The garden, which sits along Wakeman Road, is adorned with a memorial plaque, a weeping cherry sapling and two benches where students can sit and remember their friend. But its most striking feature is a large sign that reads: “Please Don’t Drink and Drive.”

If the sign helps save a single life, it would bring a glint of purpose to the otherwise senseless tragedy, Joseph’s father, Phil Marino, said.

“I’m so happy the sign is here, but I wish there wasn’t a plaque for my son,” he said.

Mr. Marino and his wife, Dorothy, will be in court next Thursday, June 17, to witness the sentencing of Caroline Goss, the Mattituck woman who faces six months in jail after pleading guilty in April to vehicular manslaughter. The Marinos, along with their older son Anthony, 19, appeared at the afternoon dedication ceremony wearing red T-shirts that read “Justice for Joe.”

“All we ask is that you remember this, and remember this for the rest of your lives, so that nobody else has to be a victim,” Ms. Marino said to the dozens of students, staff and educators who gathered. She also thanked community members for their support over the past year.

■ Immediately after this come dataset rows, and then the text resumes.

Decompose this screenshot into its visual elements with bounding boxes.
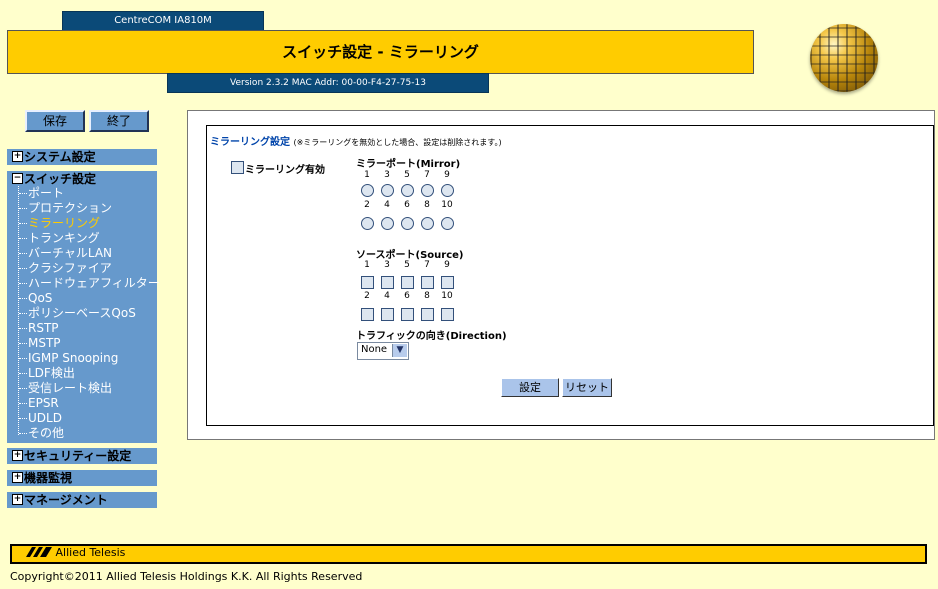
port-number: 9	[444, 260, 450, 270]
sidebar-item-protection[interactable]: プロテクション	[19, 201, 112, 216]
globe-logo-icon	[810, 24, 878, 92]
mirror-port-radio-5[interactable]	[401, 184, 414, 197]
mirror-port-radio-3[interactable]	[381, 184, 394, 197]
mirror-port-radio-7[interactable]	[421, 184, 434, 197]
direction-value: None	[361, 344, 388, 355]
sidebar-item-port[interactable]: ポート	[19, 186, 64, 201]
port-number: 3	[384, 170, 390, 180]
source-port-checkbox-10[interactable]	[441, 308, 454, 321]
version-info: Version 2.3.2 MAC Addr: 00-00-F4-27-75-1…	[167, 73, 489, 93]
source-port-checkbox-7[interactable]	[421, 276, 434, 289]
sidebar-item-udld[interactable]: UDLD	[19, 411, 62, 426]
menu-label: スイッチ設定	[24, 172, 97, 186]
mirroring-enable-checkbox[interactable]	[231, 161, 244, 174]
footer-bar	[10, 544, 927, 564]
menu-switch-settings[interactable]: − スイッチ設定	[7, 171, 157, 187]
port-number: 9	[444, 170, 450, 180]
port-number: 6	[404, 291, 410, 301]
logo-mark-icon	[26, 547, 52, 557]
port-number: 4	[384, 200, 390, 210]
expand-icon[interactable]: +	[12, 472, 23, 483]
mirror-port-radio-2[interactable]	[361, 217, 374, 230]
sidebar-item-qos[interactable]: QoS	[19, 291, 52, 306]
mirror-port-label: ミラーポート(Mirror)	[356, 159, 461, 170]
menu-security-settings[interactable]: + セキュリティー設定	[7, 448, 157, 464]
port-number: 6	[404, 200, 410, 210]
section-title-text: ミラーリング設定	[210, 137, 290, 148]
reset-button[interactable]: リセット	[562, 378, 612, 397]
port-number: 8	[424, 200, 430, 210]
mirror-port-radio-1[interactable]	[361, 184, 374, 197]
sidebar-item-other[interactable]: その他	[19, 426, 64, 441]
source-port-checkbox-2[interactable]	[361, 308, 374, 321]
mirror-port-radio-6[interactable]	[401, 217, 414, 230]
page-title: スイッチ設定 - ミラーリング	[7, 30, 754, 74]
model-name-tab: CentreCOM IA810M	[62, 11, 264, 31]
port-number: 10	[441, 291, 453, 301]
port-number: 1	[364, 170, 370, 180]
port-number: 5	[404, 170, 410, 180]
mirroring-enable-label: ミラーリング有効	[245, 165, 325, 176]
allied-telesis-logo: Allied Telesis	[26, 546, 125, 560]
direction-label: トラフィックの向き(Direction)	[356, 331, 507, 342]
port-number: 8	[424, 291, 430, 301]
sidebar-item-rstp[interactable]: RSTP	[19, 321, 59, 336]
port-number: 2	[364, 200, 370, 210]
expand-icon[interactable]: +	[12, 494, 23, 505]
source-port-checkbox-3[interactable]	[381, 276, 394, 289]
port-number: 1	[364, 260, 370, 270]
menu-device-monitoring[interactable]: + 機器監視	[7, 470, 157, 486]
sidebar-item-hardware-filter[interactable]: ハードウェアフィルター	[19, 276, 160, 291]
sidebar-item-classifier[interactable]: クラシファイア	[19, 261, 112, 276]
exit-button[interactable]: 終了	[89, 110, 149, 132]
port-number: 2	[364, 291, 370, 301]
sidebar-item-epsr[interactable]: EPSR	[19, 396, 59, 411]
menu-management[interactable]: + マネージメント	[7, 492, 157, 508]
sidebar-item-rx-rate[interactable]: 受信レート検出	[19, 381, 112, 396]
expand-icon[interactable]: +	[12, 450, 23, 461]
source-port-checkbox-9[interactable]	[441, 276, 454, 289]
mirror-port-radio-4[interactable]	[381, 217, 394, 230]
sidebar-item-mstp[interactable]: MSTP	[19, 336, 61, 351]
section-title: ミラーリング設定 (※ミラーリングを無効とした場合、設定は削除されます。)	[210, 133, 502, 148]
sidebar-item-mirroring[interactable]: ミラーリング	[19, 216, 100, 231]
menu-label: セキュリティー設定	[24, 449, 132, 463]
menu-label: マネージメント	[24, 493, 108, 507]
port-number: 7	[424, 170, 430, 180]
port-number: 7	[424, 260, 430, 270]
mirror-port-radio-8[interactable]	[421, 217, 434, 230]
sidebar-item-vlan[interactable]: バーチャルLAN	[19, 246, 112, 261]
section-note: (※ミラーリングを無効とした場合、設定は削除されます。)	[293, 138, 502, 147]
source-port-checkbox-8[interactable]	[421, 308, 434, 321]
source-port-checkbox-4[interactable]	[381, 308, 394, 321]
menu-system-settings[interactable]: + システム設定	[7, 149, 157, 165]
source-port-checkbox-1[interactable]	[361, 276, 374, 289]
port-number: 10	[441, 200, 453, 210]
logo-text: Allied Telesis	[55, 546, 126, 559]
switch-submenu: ポート プロテクション ミラーリング トランキング バーチャルLAN クラシファ…	[7, 186, 160, 443]
port-number: 3	[384, 260, 390, 270]
menu-label: 機器監視	[24, 471, 73, 485]
source-port-checkbox-6[interactable]	[401, 308, 414, 321]
source-port-label: ソースポート(Source)	[356, 250, 464, 261]
apply-button[interactable]: 設定	[501, 378, 559, 397]
direction-select[interactable]: None ▼	[357, 342, 409, 360]
collapse-icon[interactable]: −	[12, 173, 23, 184]
mirror-port-radio-9[interactable]	[441, 184, 454, 197]
copyright-text: Copyright©2011 Allied Telesis Holdings K…	[10, 570, 363, 583]
sidebar-item-igmp-snooping[interactable]: IGMP Snooping	[19, 351, 118, 366]
sidebar-item-policy-qos[interactable]: ポリシーベースQoS	[19, 306, 136, 321]
expand-icon[interactable]: +	[12, 151, 23, 162]
save-button[interactable]: 保存	[25, 110, 85, 132]
menu-label: システム設定	[24, 150, 96, 164]
port-number: 5	[404, 260, 410, 270]
sidebar-item-trunking[interactable]: トランキング	[19, 231, 100, 246]
port-number: 4	[384, 291, 390, 301]
source-port-checkbox-5[interactable]	[401, 276, 414, 289]
chevron-down-icon[interactable]: ▼	[392, 344, 407, 357]
mirror-port-radio-10[interactable]	[441, 217, 454, 230]
sidebar-item-ldf[interactable]: LDF検出	[19, 366, 75, 381]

Building Joseph’s memorial was a community undertaking, according to physical education teacher Tim Tenaglia, the longtime advisor of the Hampton Bays High School Students Against Destructive Decisions (SADD) program, which organized the project. The Hampton Bays branch of Allstate Insurance Company donated money, Hampton Graphics donated the sign, and Peconic Bay Fence provided the materials and labor at no cost.

The benches were donated by the Hampton Bays High School National Honor Society chapter and the plaque was donated by High School Principal Chris Richardt, Mr. Tenaglia said. He estimated that the project cost about $3,000 altogether.

“It’s really good for the community,” 16-year-old Matthew Burghardt, a close friend of Joseph, said of the garden. “I’ll definitely be here to pay my respects.”

While the sign will certainly stand as a stark warning, students at last week’s ceremony were more concerned with the boy it memorializes.

“I think it’s awesome,” said Jessica Thayer, 16, another close friend who attended the dedication ceremony. “Joe was the man. He was liked by everyone. He was perfect.”